Weitere Features sind u.a. integrierte Firewall und COM-Server, statisches Routing, Autoprovisionierung sowie erweiterte Sicherheitseinstellungen.
Auf Außeneinsätze und schwieriges Terrain spezialisiert
Die integrierte Firewall des Routers ist gerade in schwierigen Einsatzgebieten im Freien von Vorteil. Eine allgemeine Zugangskontrolle mittels der dynamischen Paketfiltertechnik 'Stateful Inspection' für TCP, UDP, ICMP, Active FTP und TFTP Datenströme soll vor Hackerangriffen von außen schützen.
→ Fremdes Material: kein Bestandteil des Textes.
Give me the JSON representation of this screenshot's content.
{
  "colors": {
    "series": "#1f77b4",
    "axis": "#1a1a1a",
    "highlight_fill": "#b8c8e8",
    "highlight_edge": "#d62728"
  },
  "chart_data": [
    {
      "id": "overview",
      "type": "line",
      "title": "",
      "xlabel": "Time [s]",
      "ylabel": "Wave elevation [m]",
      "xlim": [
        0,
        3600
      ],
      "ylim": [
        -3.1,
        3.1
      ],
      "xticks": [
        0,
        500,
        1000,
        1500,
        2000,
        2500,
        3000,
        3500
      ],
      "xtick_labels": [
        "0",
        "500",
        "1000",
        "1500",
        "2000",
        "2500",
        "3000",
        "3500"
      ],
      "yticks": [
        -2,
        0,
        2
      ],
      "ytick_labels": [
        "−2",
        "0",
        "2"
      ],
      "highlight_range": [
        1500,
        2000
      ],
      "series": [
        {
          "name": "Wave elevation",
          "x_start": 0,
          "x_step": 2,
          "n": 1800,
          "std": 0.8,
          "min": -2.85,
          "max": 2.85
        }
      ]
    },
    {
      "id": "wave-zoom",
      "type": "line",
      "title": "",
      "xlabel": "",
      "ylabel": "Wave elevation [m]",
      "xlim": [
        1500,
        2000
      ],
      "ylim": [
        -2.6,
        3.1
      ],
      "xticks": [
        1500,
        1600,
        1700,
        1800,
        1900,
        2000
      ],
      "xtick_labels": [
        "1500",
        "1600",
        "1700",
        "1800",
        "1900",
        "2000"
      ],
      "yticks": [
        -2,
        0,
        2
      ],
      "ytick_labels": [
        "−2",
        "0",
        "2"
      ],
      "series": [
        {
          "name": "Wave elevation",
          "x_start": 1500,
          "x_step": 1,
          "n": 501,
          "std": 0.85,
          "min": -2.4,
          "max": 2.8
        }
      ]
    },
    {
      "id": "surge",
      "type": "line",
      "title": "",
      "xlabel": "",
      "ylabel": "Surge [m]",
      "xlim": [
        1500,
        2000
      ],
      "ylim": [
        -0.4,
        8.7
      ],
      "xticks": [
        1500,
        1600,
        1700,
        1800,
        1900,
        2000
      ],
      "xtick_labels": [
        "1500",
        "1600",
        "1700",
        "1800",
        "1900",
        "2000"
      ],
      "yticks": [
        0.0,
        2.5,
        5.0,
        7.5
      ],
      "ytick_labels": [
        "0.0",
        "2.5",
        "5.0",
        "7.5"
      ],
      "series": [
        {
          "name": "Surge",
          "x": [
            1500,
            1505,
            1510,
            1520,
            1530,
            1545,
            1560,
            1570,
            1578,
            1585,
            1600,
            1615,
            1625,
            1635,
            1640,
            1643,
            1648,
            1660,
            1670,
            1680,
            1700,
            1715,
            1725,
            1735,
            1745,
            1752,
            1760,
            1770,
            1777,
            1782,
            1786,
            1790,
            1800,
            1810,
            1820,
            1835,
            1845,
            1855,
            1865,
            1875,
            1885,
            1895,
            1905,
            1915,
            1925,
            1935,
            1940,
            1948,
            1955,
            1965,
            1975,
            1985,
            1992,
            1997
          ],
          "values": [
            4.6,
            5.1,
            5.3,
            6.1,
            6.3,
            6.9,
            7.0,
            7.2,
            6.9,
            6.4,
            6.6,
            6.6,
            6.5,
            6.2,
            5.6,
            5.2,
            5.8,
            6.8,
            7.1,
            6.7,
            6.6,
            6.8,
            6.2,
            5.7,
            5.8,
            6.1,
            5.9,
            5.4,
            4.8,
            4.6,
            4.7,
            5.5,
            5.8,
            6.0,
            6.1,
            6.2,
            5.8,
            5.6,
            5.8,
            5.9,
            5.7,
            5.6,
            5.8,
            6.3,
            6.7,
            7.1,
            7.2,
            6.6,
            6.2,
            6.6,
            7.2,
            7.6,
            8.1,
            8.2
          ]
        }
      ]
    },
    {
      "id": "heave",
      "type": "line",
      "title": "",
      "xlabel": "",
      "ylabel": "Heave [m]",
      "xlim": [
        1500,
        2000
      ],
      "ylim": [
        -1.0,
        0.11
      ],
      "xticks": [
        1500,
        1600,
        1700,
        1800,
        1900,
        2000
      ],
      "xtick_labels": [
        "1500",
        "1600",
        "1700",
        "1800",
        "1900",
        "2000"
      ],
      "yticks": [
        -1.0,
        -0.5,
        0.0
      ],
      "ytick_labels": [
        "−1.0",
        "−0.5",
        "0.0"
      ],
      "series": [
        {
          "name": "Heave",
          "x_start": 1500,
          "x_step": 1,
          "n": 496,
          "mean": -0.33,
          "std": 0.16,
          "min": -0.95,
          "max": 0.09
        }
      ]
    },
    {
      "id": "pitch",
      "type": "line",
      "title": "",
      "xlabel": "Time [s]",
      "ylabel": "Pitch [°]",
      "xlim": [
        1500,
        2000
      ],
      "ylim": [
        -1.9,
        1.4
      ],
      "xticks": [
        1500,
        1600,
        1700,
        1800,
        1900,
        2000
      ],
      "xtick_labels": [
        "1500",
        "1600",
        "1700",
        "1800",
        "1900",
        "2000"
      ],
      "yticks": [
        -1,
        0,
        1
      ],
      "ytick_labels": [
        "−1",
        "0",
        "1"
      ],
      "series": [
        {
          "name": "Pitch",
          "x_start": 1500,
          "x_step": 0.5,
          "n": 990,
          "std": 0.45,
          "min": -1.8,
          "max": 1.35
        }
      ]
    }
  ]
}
Maschinensteuerung über UMTS
Der integrierte COM-Server überträgt serielle Daten 'transparent' mittels der Protokolle RS232/485 direkt über die NetBox. Die Rückwandlung kann über eine zweite NetBox oder eine spezielle PC-Software, die einen virtuellen COM-Port bereitstellt, erfolgen. Auf diese Weise kann eine serielle Maschinensteuerung auch über GSM/UMTS und das Internet ausgeführt werden.
Über statisches Routing können Anzahl und Lage der Endsysteme und Router, vorhandene Leitungskapazitäten inkl. erwarteten Lastaufkommens sowie Prioritäten unter den Teilnehmern eingestellt werden. Die Verwaltung erfolgt dabei bequem über den Webserver und kann über Remotezugriff ausgeführt werden.
DualSim und Autoprovisionierung
Die NetBox unterstützt einen Dual Sim Betrieb, d.h. die Verbindung kann wahlweise zu zwei verschiedenen Providern aufgebaut werden. Durch die Wahl des jeweils günstigeren Anbieters können Kosten eingespart werden.
Die NetBox kann mittels Fernkonfiguration eingestellt bzw. mit Upgrades/Updates versorgt werden. Für diese so genannte Autoprovisionierung muss der Kunde die NetBox lediglich mit einem bestimmten Server verbinden, die Konfiguration läuft danach vollständig automatisiert im Hintergrund via GSM/UMTS ab.
Erweitertes Monitoring und CLI-Zugriff
Über die integrierte erweiterte Monitoring-Funktion erfahren Nutzer zuverlässig, welche Art von Mobilfunkverbindung gerade besteht, ob ein Netzwerk an der NetBox angeschlossen ist und ob dieses aktiv ist. Mittels eingebauter Überwachungsfunktion wird ein dauerhafter Ausfall der NetBox durch Softwareversagen verhindert: nach einer Deadlock-Situation wird automatisch ein Hardware-Reset aktiviert, der den normalen Betriebszustand der NetBox wieder herstellt.
Ab Version 3.3 der mitgelieferten Software haben Anwender auch die Möglichkeit, direkt über das Command-Line-Interface (CLI) auf die wichtigsten Steuerfunktionen der NetBox zuzugreifen. Die Steuerung wird für erfahrende Benutzer vereinfacht und beschleunigt, die Bedienung des NetBox-Systems effizienter. Der CLI-Zugriff wird über einen TelNet-Client direkt im Gerät realisiert.